Murray State University student Shawanta Jones said she voted for Obama. The 20-year-old Democrat said she has been impressed with president's handling of the economy.
"I mean, I live in it, and everybody knows it's so out of whack right now," Jones said. "It's starting to not only affect me, but my family."
By Tuesday afternoon, the Kentucky Attorney General's Office had received 130 calls dealing with procedural questions, complaints about voting machines, even three allegations of vote-buying or selling in Clay, Knox and Wolfe counties.
Ricky McKenna, a 22-year-old Republican who works at IGA in Morehead, voted for Romney, saying he was better for the economy. McKenna also voted in favor of the proposed constitutional amendment to protect hunting, an initiative of the National Rifle Association.
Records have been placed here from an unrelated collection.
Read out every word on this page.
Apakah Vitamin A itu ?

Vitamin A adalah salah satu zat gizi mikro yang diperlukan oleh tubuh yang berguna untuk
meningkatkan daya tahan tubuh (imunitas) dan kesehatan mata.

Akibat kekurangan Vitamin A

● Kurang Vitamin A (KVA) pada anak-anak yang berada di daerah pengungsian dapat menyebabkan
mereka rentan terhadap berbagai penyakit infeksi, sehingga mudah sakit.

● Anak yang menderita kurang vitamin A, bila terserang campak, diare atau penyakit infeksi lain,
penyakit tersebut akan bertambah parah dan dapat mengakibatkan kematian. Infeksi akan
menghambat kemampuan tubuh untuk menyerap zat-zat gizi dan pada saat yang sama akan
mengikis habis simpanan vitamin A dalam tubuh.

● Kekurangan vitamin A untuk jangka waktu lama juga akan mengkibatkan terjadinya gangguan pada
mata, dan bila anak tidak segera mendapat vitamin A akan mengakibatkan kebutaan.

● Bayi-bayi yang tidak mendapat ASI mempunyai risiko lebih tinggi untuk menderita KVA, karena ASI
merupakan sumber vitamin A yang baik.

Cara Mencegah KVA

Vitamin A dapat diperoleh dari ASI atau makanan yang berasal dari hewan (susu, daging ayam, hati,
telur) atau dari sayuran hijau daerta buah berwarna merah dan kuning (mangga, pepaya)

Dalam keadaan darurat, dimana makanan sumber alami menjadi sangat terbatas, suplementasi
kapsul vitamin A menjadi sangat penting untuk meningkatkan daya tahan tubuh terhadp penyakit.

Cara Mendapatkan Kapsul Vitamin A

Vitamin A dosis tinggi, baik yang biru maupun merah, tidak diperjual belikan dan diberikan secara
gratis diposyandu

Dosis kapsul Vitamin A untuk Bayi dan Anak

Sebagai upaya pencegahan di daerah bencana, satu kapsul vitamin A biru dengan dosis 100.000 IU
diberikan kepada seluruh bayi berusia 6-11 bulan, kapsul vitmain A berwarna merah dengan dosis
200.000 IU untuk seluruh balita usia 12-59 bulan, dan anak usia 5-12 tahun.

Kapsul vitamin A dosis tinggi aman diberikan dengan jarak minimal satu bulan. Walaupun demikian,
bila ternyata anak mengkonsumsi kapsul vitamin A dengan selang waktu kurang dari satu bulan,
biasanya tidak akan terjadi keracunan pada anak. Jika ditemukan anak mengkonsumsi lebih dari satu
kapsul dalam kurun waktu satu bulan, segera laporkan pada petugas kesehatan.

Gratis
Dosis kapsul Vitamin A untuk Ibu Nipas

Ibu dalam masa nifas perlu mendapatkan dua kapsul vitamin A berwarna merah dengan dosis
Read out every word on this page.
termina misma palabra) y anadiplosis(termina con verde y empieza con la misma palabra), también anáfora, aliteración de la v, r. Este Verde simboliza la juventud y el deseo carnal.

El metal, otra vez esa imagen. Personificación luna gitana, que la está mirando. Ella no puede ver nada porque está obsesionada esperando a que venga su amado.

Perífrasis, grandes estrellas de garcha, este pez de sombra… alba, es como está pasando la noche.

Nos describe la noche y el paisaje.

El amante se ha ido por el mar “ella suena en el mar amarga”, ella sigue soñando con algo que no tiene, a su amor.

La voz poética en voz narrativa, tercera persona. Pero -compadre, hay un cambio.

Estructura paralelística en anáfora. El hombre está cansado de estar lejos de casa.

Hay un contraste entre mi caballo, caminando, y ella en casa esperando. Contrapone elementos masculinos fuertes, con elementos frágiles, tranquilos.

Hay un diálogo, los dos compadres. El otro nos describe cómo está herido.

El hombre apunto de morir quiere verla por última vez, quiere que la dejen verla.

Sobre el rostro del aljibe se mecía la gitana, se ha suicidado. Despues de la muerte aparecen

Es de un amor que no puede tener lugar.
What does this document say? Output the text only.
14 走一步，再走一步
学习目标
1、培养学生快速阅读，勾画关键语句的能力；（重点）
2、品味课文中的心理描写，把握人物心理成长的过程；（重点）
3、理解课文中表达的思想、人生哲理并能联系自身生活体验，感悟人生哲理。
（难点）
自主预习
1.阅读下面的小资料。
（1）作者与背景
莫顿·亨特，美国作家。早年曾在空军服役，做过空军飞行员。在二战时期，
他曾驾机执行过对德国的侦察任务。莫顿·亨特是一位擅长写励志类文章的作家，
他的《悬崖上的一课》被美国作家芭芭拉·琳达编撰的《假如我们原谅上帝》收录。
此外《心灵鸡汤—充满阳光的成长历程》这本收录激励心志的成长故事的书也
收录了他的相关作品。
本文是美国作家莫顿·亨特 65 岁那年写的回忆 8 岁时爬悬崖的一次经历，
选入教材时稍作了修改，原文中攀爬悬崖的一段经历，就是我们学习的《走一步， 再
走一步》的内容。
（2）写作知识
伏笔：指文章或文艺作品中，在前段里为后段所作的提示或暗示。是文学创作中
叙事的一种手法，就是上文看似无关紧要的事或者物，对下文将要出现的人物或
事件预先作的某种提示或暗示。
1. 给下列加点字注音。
"I voted to keep the constitutional right for hunting the same, because we should have the right to hunt when we want to," McKenna said.
Chandler and Barr were in a rematch for the 6th District seat. Chandler won the last go-around by fewer than 700 votes.
Combined, Chandler and Barr spent some $4 million, with most of that going to mean-spirited TV ads that ran around-the-clock since late summer. Outside groups spent a similar amount on the race.
In other Kentucky congressional races, Republican U.S. Reps. Ed Whitfield, Brett Guthrie and Hal Rogers were re-elected on Tuesday, as was Democratic U.S. Rep. John Yarmuth, who will be the last remaining Democrat in Kentucky's federal delegation after January's swearing in.
In Kentucky's 4th District, where U.S. Rep. Geoff Davis resigned, tea party Republican Thomas Massie defeated Democrat Bill Adkins, a northern Kentucky attorney.